Parker and WordPress Theme Development

Lately, I’ve been playing with a CSS analysis tool called Parker created by Katie Fenn. Parker examines your stylesheet and gives a treasure trove of metrics. While some of these metrics are merely interesting factoids (like the number of CSS rules), others offer constructive criticism for improvement. The general philosophy is to create more maintainable CSS by simplifying your stylesheet.

Harry Roberts, of, has an excellent write-up about using Parker. He explains some of the options and offers some ideal scores to shoot for, which I’ll list and explain in later posts. WordPress developers will need additional code to change the WordPress-generated code, like in menus.

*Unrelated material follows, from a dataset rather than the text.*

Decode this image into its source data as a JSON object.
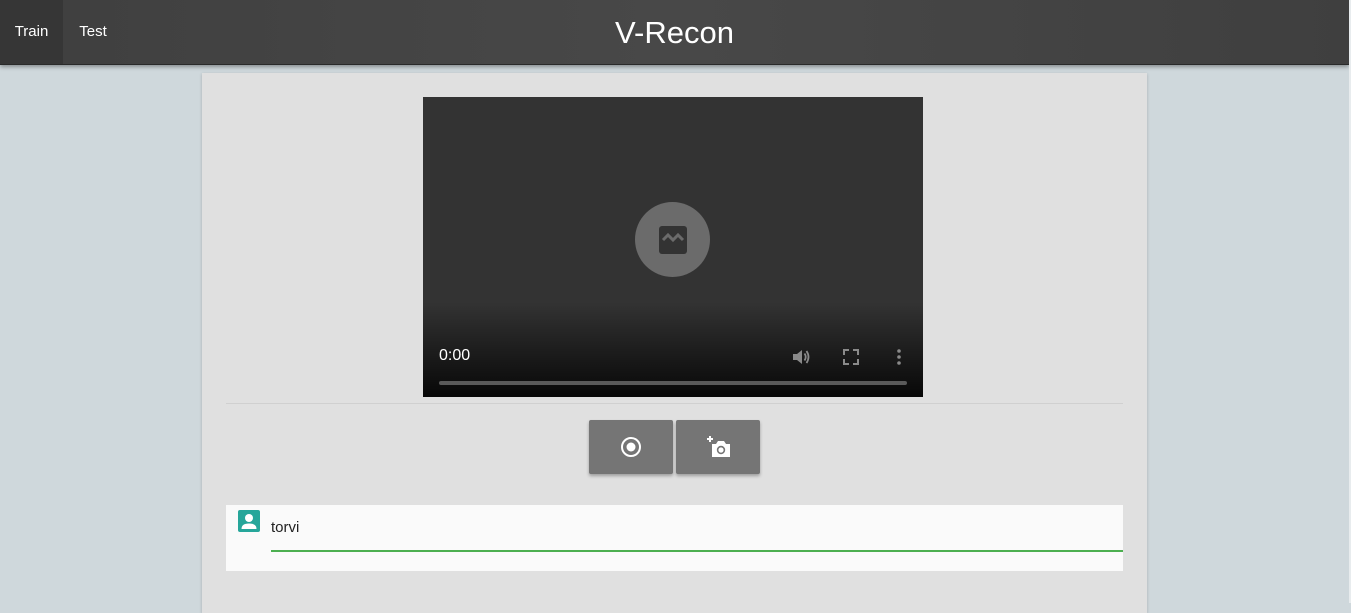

In the following posts, I’m going to use Parker to test my fork of the _s starter theme and made optimize it based on the results. I’ve based every project over the past two years on _s and advise anyone learning theme development to start there. This post will serve as a sort of table of contents; I’ll link to each post as they are published.

Why Use Parker?

As I mentioned above, Parker is good for reducing the size and complexity of your stylesheet. While that’s not a big concern for small projects, for larger projects, this can be a lifesaver. Maybe other developers come along and start adding new features, new CSS methods (floats vs flexbox vs grid) or using different methods (BEM vs Atomic vs random…) and your stylesheet gets more and more complex.

Ideally, the newer developer(s) would check the stylesheet for existing styles that accomplish what they want. Since this doesn’t happen many times, Parker can at least tell them whether their code and existing code can be simpler.